When troublesome white fat cells are converted into desirable brown fat cells, unwanted pounds melt away. But white fat cells tend to stay as they are—and excess weight, too, remains—in the presence of inflammation. And here’s the kicker. Excess fat, particularly abdominal fat, tends to induce inflammation, thereby disabling a fat-burning mechanism just when it is needed most.
Although inflammation places a block on white-to-brown fat conversion, this block could be lifted—but first it must be identified. Fortunately, this task has been accomplished by researchers based at the University of Bonn. These researchers report that the block is the inhibition of a molecular signaling pathway that incorporates the messenger cyclic guanosine monophosphate (cGMP). Moreover, the researchers suggest that bypassing the inhibition could enhance white-to-brown fat conversion. Since brown fat cells possess an extremely high number of mitochondria, they consume more energy, accelerate the burning of fat, and favor weight loss.
Details of the scientists’ work appeared January 3 in the journal Cell Reports, in an article entitled, “Interplay between Obesity-Induced Inflammation and cGMP Signaling in White Adipose Tissue.” The article describes how the scientists gave mice a high-calorie diet and examined the changes in the animals' fat tissue.
While hardly any inflammation occurred in the subcutaneous fat of obese mice and cGMP signaling was largely intact, things were very different for the deeper-lying abdominal fat: through the significant weight increase, inflammation had spread and the fat-burning turbocharger cGMP largely came to a standstill.
“Metaflammation impedes cGMP signaling in visceral, but not subcutaneous, white adipose tissue (WAT),” wrote the article’s authors. “cGMP signaling dysregulation corresponds to the degree of WAT inflammation.”
This uncovered a dual problem. Abdominal fat is considered much more dangerous than subcutaneous fat because it triggers inflammation and can promote cardiovascular diseases, for instance. According to the results uncovered in the current study, this is also where cGMP, which is important for fat-burning, was largely blocked. The researchers thus asked themselves: Is it perhaps possible to remove this block?

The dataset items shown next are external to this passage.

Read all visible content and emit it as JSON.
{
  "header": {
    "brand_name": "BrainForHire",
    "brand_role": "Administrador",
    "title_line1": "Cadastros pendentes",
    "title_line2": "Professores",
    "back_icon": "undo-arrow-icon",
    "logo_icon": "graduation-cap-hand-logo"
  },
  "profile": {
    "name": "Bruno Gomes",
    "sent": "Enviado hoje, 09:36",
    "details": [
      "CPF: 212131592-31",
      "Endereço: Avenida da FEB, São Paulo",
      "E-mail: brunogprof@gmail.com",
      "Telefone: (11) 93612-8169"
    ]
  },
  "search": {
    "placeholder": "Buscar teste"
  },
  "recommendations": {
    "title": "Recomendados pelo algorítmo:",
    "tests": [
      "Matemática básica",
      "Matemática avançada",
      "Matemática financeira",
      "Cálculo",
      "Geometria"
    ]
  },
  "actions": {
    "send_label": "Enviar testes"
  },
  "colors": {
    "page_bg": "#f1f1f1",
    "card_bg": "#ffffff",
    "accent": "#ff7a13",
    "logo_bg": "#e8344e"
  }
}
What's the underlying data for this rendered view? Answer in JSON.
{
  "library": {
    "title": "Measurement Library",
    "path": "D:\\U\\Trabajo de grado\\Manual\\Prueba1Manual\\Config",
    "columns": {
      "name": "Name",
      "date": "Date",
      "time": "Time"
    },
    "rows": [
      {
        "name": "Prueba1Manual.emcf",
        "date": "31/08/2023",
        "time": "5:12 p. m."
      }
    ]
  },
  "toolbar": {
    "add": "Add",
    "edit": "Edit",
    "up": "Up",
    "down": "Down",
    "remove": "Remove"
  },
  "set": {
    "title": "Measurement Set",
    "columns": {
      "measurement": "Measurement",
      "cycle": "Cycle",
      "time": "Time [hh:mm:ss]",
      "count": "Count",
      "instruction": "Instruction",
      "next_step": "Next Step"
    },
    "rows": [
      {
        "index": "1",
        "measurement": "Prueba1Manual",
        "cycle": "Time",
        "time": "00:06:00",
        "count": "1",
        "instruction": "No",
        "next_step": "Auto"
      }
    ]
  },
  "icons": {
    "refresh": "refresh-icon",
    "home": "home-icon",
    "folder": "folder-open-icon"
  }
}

“In our studies in mice, we have found various starting points to convert troublesome white fat cells into desirable brown fat cells,” reported the study’s senior author, Professor Alexander Pfeifer, a researcher at the University of Bonn’s Institute of Pharmacology and Toxicology.
When the University of Bonn team looked into the cGMP mechanism, they found that it was suppressed by tumor necrosis factor α (TNFα).
“TNF-α-mediated suppression of sGCβ1 is mediated via NF-κB, whereas PKG is repressed by JNK signaling,” detailed the Cell Reports paper. “Additionally, TNF-α-activated JNK signaling suppresses PPARγ [peroxisome proliferator-activated receptor gamma] and aP2 [adipocyte Protein 2]. Taken together, the intensity of obesity-induced inflammation dictates the amplitude of cGMP signaling dysregulation in white adipocytes through distinct pathways.”
Using human subcutaneous and abdominal fat samples, the scientists, in cooperation with the University Hospital Leipzig and the Karolinska Institutet Stockholm, found similar changes not only to rodents but also to humans.
Although applications for obesity treatments in humans are still a long way off, the results indicate a direction for further research. “Obviously, one possible starting point in combatting obesity could be to inhibit the inflammatory response in abdominal fat while administering cGMP-stimulating active ingredients,” noted Prof. Pfeifer.